The translation of the work is overall clean and very readable—which is a blessing for any familiar with John of St. Thomas’ specialized academic Latin. It is marred by few typos (e.g., p. 91 contains three such). The presentation includes outlines of each major chapter that follow the contours of the work as indicated by John himself, and which outlines are keyed to the text via paragraph numbers. This attention to order makes the book easily adapted to study and reference with others.
I will note, briefly, two aspects of John’s treatise that will be of particular interest to modern readers as such. The first is the lengthy consideration, in the second chapter, of the distinction of the gifts of the Holy Spirit from the acquired virtues and the theological virtues. While the difference between the naturally acquired virtues and the gifts is established easily enough, John scrupulously examines the received Scotistic position that identified the theological virtues and the gifts, making the latter modes of the former since the both arise from the same Divine cause. Working out the layers and priority of causality illuminates the compound character of human agency striving for its ultimate end, as John notes (citing, as is his wont, Cajetan as an authority):
Cajetan notes quite pointedly in this connection that there is in the soul a threefold principle moving it to the good, that is, according to a moral rule and not only efficiently. The first principle is the human mind endowed with the natural light of reason and prudence. The second is the human mind adorned with the light of grace and faith, but still limited to its human capacity, zeal, and industry. The third is the human mind as it is impelled by the impulse of the Holy Spirit. This new impulse not only moves it efficiently. It also rules over the human mind and directs it to action far exceeding human capacity and the meagre standards of human industry and zeal. In this manner the unction of the Holy Spirit teaches us all things. (I Jn 2:27) Motions proceeding from the first principles are in direct relationship to the acquired virtues. Movement under the aegis of the second principle corresponds to the infused virtues. Human activity sponsored by the third principle is linked in a relationship to the gifts, measured and moving upon a higher plane. (John of St. Thomas, The Gifts of the Holy Spirit, p. 76)

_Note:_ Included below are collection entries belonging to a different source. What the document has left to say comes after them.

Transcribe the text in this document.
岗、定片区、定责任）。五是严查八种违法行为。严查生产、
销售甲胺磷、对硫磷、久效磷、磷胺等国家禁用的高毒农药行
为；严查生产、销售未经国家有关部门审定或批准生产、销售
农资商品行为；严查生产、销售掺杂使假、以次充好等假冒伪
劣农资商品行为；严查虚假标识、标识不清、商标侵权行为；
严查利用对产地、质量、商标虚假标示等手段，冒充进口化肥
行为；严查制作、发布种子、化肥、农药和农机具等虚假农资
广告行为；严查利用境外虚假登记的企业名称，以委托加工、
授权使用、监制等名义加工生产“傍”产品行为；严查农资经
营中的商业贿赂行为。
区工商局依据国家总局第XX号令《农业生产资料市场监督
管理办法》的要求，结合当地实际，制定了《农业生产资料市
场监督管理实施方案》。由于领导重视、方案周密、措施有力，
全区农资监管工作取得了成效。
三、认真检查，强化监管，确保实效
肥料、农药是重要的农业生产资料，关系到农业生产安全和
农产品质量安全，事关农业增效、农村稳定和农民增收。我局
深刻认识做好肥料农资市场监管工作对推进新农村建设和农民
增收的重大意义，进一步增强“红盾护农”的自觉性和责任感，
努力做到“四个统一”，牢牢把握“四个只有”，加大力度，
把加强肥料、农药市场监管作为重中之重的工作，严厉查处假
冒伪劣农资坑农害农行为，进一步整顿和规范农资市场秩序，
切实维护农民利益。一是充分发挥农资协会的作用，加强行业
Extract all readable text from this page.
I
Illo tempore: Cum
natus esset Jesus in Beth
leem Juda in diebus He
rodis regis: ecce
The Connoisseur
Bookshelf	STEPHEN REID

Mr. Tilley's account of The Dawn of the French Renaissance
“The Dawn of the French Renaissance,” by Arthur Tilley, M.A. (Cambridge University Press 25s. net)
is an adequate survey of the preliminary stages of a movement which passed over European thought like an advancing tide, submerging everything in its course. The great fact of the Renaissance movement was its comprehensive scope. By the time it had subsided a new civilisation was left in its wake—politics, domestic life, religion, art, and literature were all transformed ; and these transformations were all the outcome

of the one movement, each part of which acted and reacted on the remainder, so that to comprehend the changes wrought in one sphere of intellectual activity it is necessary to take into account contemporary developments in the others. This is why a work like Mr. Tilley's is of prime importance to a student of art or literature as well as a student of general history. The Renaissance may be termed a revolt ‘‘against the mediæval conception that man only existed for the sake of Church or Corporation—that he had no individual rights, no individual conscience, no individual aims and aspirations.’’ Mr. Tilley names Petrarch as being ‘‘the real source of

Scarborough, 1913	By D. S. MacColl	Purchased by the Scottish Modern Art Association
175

This results, according to John, in a new formal mode of knowing insofar as the human soul moves on a higher plane by the sponsoring causality of the Holy Spirit. That is, “these gifts are given so that a man may operate with a certain connaturality toward things divine, and, moved by an impulse of the Holy Spirit, as St. Thomas teaches, he may, as it were, have contact with divinity.” (ibid., 63) This elevation of even the supernatural virtues seems to me to shed light on the nuanced relationship between nature and grace—it at least taught me that more must be considered. That is (see ibid., 43–44) the operation of even the theological virtues is subject to a limitation on the part of the virtue itself:
Faith, for example, is of its very nature imperfect, inscrutable and obscure. The eyes remain enshrouded in darkness . . . . This defect is removed by a further perfection, which is called a gift, because it exceeds the ordinary manner of human operation. In this case it is the gift of understanding. This gift enables the intellect to penetrate more clearly the suitability and credibility of the things of faith. (ibid., p. 44)
Thus, the giftedness of certain graces is to be distinguished from the first grace of nature and from the second grace of Christian revelation. Thus, according to John following St. Thomas, the adaptation of the theological virtues to human nature still result in limitations that are removed by the habitual gifts of the Holy Spirit.
This plane of activity which exceeds the natural acquired virtues and the infused virtues also sheds light on phenomena which, authentic in many cases, can nonetheless be simulated by secular and mundane actors. John observes:
Great and unusual deeds can be accomplished by human effort and industry. Even in a theological virtue which presupposes supernatural faith, there may be more intense works of virtue, exceeding the limits and essence of human moral virtue. Such acts, even within their own proper sphere, require a more excellent grave and a more perfect assistance from God. Yet even in the supernatural order they are always founded upon human reason and limited by human industry.
There are, moreover, great and extraordinary works which despite one’s own effort and diligence are unattainable. They require an impulse superior to human direction and effort. That impulse constitutes a higher morality and regulative principle. To that morality should correspond a principle in the will which inclines it to the new and higher standard. According to human standards, Samson would have to be judged temerarious in attacking a thousand men with only the jawbone of an ass. By the same standards, it would have been judged wrong for him to break down the columns of the building to kill himself and others. The same might be said in the case of St. Apollonia who threw herself into the fire. According to the higher rule, however, these actions are judged good. Therefore, there is a distinct moral aspect. (emphasis mine; ibid., pp. 90–91)
This claim of a “superior morality” strikes we moderns, living in pacified liberal societies inoculated against religious zeal and trained to regard actions labelled “fanatic” with unquestioned suspicion and contempt, as an instance of the very “extremism” and incomprehensible transgression of reason that it describes. Yet, if “this help” born of the Holy Spirit “be given proportionately and connaturally, new habits in the soul transcending the morality of ordinary virtues are required.” (ibid., 91) This “transcendence,” since it is not subject to human volition, is likewise not subject to human judgment and standards. Is it then an admission of voluntaristic tendencies in the Thomistic tradition? Indeed not—for the wisdom of the Holy Spirit governs still on this higher moral plane, where man is by grace connaturally united to God: “For the Lord Jesus sent His Spirit with such abundance upon the Church that it made the disciples intoxicated and man said of them, They are full of wine (Acts 2:13).” (ibid., p. 51) The previously quoted three-fold division of causal layers in human action prevent us from concluding that such a “zealot” would transgress against ordinary human morality even as his actions transcend beyond the scope and object of the acquired virtues.
This reality of the higher graces of the gifts of the Holy Spirit is complemented by John of St. Thomas’ exposition of the gifts singularly. Here the riches of the Thomistic tradition come into full view. The exposition in the third chapter, for instance, employs distinctions from Thomistic epistemology that may be of interest even to philosophers. Indeed, the close reading of this text will allow initiates into the Thomistic tradition a fuller appreciation for the scope of the Thomistic synthesis and of its enduring relevance to the complexities of the modern age, with all its evils and goods.